Die Gruppe hat sich inzwischen zu einem lautstarken Sprachrohr in der
US-Musikszene entwickelt. Downhill Battle protestiert gegen die
Monopolstellung der vier großen Labels und macht sich für unabhängige
Musikkünstler und Filesharing stark. „Es ist fast unmöglich für unbekannte
Musiker in den zu Markt kommen, oder im Radio gespielt zu werden“, sagt
Reville. „Dieses Musikmonopol ist nicht nur unfair, es ist auch kulturell
kontraproduktiv.“
Vor der Gründung von Downhill Battle arbeitete Reville bei einer politischen
Beratungsfirma in Brooklyn – inzwischen hat er einen Raum seines Hauses in
Worcester, Massachusetts, zum Aktivistenbüro
umfunktioniert. „Wir haben mit einer
Webseite
und null Kapital begonnen“, erinnert sich Reville.

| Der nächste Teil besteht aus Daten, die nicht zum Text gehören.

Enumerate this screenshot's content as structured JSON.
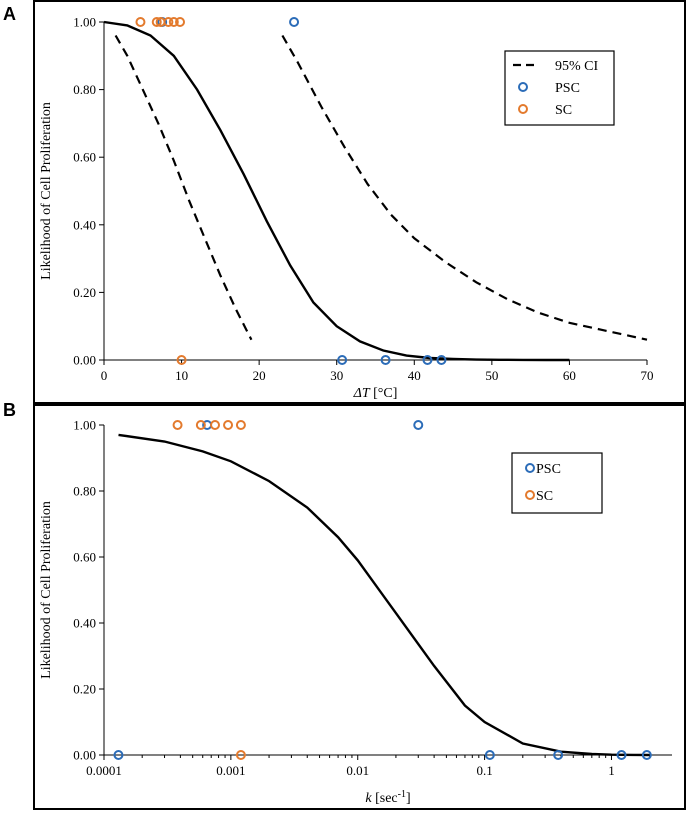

Heute beschäftigt
Downhill Battle vier Vollzeitangestellte und drei weitere
Teilzeitmitarbeiter. Und die kämpfen nicht nur für die Rechte von Bands ohne
Plattenvertrag, sondern auch für freie Verteilung von Musik im Internet.
„Filesharing“ ist das Zauberwort. Das Internet würde in den Visionen von
Downhill Battle die großen Musiklabels ins Zeitalter der Schellackplatten
schicken.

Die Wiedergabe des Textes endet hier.